Câmara de Vidigueira pede suspensão de aulas presencias

08 de janeiro 2021 - 16:00

A Câmara de Vidigueira pediu ao delegado de Saúde a suspensão do ensino presencial nas escolas locais, devido ao aumento "bastante significativo" do número de casos de infeção pelo vírus da doença covid-19 no concelho.
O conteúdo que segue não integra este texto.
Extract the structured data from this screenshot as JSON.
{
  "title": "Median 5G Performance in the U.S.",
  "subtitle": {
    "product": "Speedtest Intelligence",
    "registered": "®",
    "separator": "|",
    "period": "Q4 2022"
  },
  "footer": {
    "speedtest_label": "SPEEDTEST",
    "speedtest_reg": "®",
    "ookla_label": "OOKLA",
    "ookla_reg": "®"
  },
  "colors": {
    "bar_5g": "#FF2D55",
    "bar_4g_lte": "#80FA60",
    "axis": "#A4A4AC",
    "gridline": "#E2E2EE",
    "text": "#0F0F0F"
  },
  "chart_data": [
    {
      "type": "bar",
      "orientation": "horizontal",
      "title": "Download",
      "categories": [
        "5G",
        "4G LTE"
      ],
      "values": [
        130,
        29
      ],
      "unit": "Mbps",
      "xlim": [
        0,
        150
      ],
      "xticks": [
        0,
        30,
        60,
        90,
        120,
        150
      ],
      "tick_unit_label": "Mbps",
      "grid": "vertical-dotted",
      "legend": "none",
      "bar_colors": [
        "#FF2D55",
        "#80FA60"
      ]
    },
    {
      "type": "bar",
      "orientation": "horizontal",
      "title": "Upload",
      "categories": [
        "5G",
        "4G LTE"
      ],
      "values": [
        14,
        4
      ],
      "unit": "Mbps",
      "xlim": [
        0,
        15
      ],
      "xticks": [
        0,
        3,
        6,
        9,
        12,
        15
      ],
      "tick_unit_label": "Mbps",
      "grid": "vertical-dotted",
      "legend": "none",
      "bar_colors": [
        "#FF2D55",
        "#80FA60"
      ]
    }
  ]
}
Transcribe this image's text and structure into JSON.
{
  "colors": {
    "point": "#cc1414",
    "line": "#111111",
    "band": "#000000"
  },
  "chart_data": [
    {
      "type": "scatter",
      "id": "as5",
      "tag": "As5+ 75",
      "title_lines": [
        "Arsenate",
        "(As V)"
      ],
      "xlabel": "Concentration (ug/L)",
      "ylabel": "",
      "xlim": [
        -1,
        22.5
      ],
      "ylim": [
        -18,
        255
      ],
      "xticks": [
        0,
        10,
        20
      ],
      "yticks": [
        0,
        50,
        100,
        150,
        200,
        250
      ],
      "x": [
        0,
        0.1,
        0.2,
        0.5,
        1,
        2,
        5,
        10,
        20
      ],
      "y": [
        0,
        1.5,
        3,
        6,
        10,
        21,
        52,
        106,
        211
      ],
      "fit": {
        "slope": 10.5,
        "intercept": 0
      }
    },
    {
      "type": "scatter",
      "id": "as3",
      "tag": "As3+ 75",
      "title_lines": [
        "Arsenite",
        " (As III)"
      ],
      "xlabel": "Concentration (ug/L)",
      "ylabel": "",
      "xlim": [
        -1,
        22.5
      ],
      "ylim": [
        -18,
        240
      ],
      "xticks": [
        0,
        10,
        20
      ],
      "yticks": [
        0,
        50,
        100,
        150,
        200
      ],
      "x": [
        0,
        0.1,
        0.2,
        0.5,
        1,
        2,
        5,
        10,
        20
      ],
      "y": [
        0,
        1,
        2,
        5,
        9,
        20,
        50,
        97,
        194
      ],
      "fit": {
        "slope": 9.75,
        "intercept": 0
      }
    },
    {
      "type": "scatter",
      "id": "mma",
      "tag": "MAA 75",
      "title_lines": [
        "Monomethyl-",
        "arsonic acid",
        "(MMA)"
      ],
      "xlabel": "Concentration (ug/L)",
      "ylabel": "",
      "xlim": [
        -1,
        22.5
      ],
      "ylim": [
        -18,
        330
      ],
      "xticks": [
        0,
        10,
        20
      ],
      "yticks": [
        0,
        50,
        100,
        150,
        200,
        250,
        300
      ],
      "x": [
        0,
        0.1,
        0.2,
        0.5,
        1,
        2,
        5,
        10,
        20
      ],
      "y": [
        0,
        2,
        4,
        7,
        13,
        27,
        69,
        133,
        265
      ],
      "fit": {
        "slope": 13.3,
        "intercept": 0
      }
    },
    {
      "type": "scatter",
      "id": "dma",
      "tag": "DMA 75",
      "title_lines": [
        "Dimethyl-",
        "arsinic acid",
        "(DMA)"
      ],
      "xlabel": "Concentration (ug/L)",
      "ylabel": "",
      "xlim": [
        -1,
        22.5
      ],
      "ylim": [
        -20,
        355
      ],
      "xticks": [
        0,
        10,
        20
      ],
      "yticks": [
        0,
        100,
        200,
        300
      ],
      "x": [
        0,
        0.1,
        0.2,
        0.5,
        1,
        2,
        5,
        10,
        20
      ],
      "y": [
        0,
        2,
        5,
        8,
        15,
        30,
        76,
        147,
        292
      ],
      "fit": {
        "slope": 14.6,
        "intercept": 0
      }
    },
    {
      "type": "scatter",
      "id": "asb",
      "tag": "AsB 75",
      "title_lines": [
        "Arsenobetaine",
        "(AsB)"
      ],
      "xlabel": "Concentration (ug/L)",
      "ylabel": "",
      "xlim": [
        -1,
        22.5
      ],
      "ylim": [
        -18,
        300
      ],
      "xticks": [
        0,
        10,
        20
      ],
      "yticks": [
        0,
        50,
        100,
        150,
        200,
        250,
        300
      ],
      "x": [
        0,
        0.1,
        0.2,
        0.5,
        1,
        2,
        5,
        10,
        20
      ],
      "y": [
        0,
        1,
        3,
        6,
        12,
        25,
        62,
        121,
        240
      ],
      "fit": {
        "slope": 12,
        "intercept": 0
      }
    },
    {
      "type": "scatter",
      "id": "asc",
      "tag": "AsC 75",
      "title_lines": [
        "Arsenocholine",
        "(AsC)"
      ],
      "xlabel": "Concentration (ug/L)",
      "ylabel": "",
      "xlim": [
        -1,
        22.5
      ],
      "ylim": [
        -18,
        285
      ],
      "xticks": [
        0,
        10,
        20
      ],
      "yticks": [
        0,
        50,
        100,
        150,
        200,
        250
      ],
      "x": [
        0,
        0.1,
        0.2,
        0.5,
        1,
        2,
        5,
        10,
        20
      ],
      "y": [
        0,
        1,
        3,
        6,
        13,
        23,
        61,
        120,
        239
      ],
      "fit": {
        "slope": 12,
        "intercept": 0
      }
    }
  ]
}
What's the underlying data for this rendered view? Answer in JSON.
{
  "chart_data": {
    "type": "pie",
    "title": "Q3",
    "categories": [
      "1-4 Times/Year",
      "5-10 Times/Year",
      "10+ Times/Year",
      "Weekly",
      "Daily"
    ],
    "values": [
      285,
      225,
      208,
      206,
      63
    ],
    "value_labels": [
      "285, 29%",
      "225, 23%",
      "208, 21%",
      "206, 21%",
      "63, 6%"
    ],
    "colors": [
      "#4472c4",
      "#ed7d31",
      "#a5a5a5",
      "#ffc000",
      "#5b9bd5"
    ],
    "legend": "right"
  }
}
Em comunicado, a autarquia explica que, "face aos riscos" inerentes ao aumento de casos, pediu a suspensão do ensino presencial e a implementação do regime de ensino à distância.

 

O pedido abrange todos os alunos de educação pré-escolar e do ensino básico do Agrupamento de Escolas de Vidigueira e da Escola Profissional Fialho de Almeida, "em complemento" à solicitação já feita por esta.

 

Segundo a autarquia, com a suspensão do ensino presencial, que sugere vigorar durante as próximas duas a três semanas deste mês, será possível "proteger a comunidade local e, ao mesmo tempo, conter uma eventual difusão por contágio" do vírus da covid-19.

 

De acordo com dados da autoridade de Saúde local, "o concelho de Vidigueira tem evidenciado nas últimas semanas um crescimento bastante significativo no número de infetados pelo vírus SARS-CoV-2 no seio da comunidade, o que se tem repercutido nos agregados familiares", referiu o município.

 

Além disso, frisou, este município passou a integrar, na quinta-feira, a lista de 56 concelhos de Portugal continental com risco extremamente elevado de contágio e, desde hoje, está sujeito a medidas mais restritivas para contenção da covid-19. "Esta situação está a gerar elevada preocupação em toda a comunidade" e, "principalmente", a nível escolar, quer entre alunos e encarregados de educação, quer entre professores e auxiliares de ação educativa, sublinhou.

 

A Escola Profissional Fialho de Almeida já colocou à consideração da autoridade de Saúde local o seu fecho para aulas presenciais e com a garantia de funcionamento das aulas através de plataformas digitais, indicou o município.

 

Por outro lado, no contexto atual, e apesar dos seus esforços e das medidas implementadas, a autarquia considerou que, com a manutenção do ensino presencial, "o risco de contágio epidemiológico é bastante elevado ao nível dos estabelecimentos escolares" e poderá transmitir-se às famílias e restante população.

 

O município notou também que "muitos alunos têm necessidade de se deslocar para a sede do concelho diariamente em transporte público e municipal", o que "eleva os riscos de contágio". Existe ainda o risco de não existir pessoal auxiliar em número suficiente para garantir a manutenção das regras de segurança nas escolas devido a isolamentos profiláticos.